Mushroom picking a 'modern-day gold rush' for some B.C. foragers
Rex Garcia has been foraging B.C.'s forests for 22 years, turning his hobby into a business
Rex Garcia often can't help himself when he's driving.
If a patch of land catches his eye, he'll pull over to the side of the road. Then he'll try to scope out the mushrooms.
It's an intuition that's filled Garcia's pockets handsomely. He's a professional forager — and this fall's mushroom harvest means healthy business.
On a recent trip, Garcia showed off the dozens of crates stuffed in the back of his van.
They were brimming with varieties of mushrooms plucked in Campbell River, B.C.
Garcia has been at it for 22 years. He fell into the hobby when he first visited B.C. from Costa Rica.
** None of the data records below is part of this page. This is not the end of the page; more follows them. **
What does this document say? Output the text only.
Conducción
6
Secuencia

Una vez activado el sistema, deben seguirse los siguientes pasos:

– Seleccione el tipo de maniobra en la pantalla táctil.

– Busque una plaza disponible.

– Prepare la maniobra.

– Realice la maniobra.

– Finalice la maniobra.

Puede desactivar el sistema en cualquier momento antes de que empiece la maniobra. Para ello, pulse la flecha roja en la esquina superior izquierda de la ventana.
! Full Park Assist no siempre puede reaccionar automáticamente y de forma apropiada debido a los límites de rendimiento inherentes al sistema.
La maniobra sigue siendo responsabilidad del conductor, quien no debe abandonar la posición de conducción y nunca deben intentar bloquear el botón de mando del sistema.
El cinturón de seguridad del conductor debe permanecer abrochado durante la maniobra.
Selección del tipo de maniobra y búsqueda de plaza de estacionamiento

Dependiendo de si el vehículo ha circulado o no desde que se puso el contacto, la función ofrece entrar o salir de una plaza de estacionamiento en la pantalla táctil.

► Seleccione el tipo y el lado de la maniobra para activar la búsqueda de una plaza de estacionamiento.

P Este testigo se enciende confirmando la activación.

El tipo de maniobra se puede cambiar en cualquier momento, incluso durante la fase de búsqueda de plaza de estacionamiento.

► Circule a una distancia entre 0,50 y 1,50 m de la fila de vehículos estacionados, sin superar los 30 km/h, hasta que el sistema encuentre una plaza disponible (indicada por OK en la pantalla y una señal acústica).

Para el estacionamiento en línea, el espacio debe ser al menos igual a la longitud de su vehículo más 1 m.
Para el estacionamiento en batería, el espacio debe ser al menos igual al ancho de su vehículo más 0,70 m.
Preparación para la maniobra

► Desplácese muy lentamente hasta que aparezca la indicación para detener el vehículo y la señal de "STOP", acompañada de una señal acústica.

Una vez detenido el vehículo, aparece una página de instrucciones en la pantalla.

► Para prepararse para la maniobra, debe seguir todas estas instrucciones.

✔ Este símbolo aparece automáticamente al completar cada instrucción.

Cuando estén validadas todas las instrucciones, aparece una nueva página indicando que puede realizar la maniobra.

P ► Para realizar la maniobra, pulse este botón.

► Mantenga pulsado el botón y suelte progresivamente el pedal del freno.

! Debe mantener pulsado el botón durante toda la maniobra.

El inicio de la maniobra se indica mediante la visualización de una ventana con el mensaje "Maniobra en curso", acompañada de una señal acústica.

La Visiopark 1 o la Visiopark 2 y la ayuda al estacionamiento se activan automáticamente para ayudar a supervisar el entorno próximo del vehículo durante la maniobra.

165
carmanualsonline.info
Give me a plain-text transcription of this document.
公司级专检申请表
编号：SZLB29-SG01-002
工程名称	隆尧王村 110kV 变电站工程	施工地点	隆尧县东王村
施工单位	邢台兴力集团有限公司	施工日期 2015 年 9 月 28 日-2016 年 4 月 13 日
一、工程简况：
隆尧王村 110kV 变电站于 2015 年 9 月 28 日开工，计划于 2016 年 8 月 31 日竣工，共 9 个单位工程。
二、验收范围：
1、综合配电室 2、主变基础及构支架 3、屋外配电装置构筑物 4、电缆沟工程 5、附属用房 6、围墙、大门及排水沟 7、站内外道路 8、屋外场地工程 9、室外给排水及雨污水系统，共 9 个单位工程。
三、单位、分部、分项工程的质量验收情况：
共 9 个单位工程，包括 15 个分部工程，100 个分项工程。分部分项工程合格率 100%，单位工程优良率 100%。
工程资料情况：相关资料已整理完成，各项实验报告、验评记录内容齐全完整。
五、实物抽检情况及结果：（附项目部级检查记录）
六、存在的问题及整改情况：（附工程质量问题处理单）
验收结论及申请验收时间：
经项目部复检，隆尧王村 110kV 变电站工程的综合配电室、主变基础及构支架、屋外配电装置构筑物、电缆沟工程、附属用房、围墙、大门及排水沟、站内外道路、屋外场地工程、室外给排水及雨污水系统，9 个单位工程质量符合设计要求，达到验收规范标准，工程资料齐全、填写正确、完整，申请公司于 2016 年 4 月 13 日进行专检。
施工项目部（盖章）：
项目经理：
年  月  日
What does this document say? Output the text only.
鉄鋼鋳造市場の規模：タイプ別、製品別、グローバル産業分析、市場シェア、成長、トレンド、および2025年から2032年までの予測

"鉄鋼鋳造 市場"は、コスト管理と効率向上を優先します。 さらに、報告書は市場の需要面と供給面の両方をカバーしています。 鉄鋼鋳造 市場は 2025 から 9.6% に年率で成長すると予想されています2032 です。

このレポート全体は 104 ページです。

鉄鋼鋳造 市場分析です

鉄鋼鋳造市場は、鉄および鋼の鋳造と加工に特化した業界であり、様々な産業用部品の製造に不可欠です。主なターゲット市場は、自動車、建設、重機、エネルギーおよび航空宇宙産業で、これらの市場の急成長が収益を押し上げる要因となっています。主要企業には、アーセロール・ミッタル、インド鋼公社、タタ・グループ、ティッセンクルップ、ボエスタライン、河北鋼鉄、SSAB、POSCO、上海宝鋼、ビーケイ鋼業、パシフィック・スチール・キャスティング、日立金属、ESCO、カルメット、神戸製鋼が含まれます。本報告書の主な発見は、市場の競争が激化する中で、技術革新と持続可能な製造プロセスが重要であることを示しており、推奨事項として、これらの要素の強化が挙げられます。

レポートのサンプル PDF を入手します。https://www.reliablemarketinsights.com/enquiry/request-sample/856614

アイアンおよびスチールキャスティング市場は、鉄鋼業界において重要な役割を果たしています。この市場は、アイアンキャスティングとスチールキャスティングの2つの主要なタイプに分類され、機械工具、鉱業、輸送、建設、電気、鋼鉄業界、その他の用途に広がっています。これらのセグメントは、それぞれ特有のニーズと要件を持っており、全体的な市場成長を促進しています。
"I got hooked to the pine mushrooms," he said.
"It was comparable to a modern-day gold rush. I made 500 bucks in one afternoon and I've been hooked ever since."
This year's crop
Nowadays, the business won't get you rich, Garcia said. But the demand is strong and the harvest is usually bountiful.
This year's crop has suffered because of the hot summer weather.
Pine mushrooms, for instance, are scarce — a blow to suppliers given they rank among the priciest of culinary mushrooms.
But Garcia has found other varieties along the Campbell River, the hub of mushroom harvesting.
The most coveted is the Pacific Northwest yellow chanterelle, which is easy to spot due to its striking colour.
Recognizing false chanterelles is a key skill for pickers, Garcia said.
"In the mushroom world, there's always the counterparts or the wannabes."
Garcia sells his hauls to chefs, farmers' markets and the public. He delivers directly to a mechanic shop, where a friend from Ukraine buys ten pounds at a time.
He acknowledged that operating on a larger scale is tough.
More freelance pickers have taken on the hobby. Garcia is careful not to leave signs of picking to avoid others spotting his patch.
Corporate suppliers have also swooped in, luring pickers to sell their hauls at buying stations.
"Not everybody can come to Vancouver and sell a hundred pounds of mushrooms every day," Garcia said.
Their hauls are processed and turned into dried or fresh product for larger grocers.
Still, business remains brisk in B.C. Garcia said it's partly from chefs exposing the public to more flavours — and mushrooms — in recent years.
"Because they're a seasonal product, they also command a bit of mystique."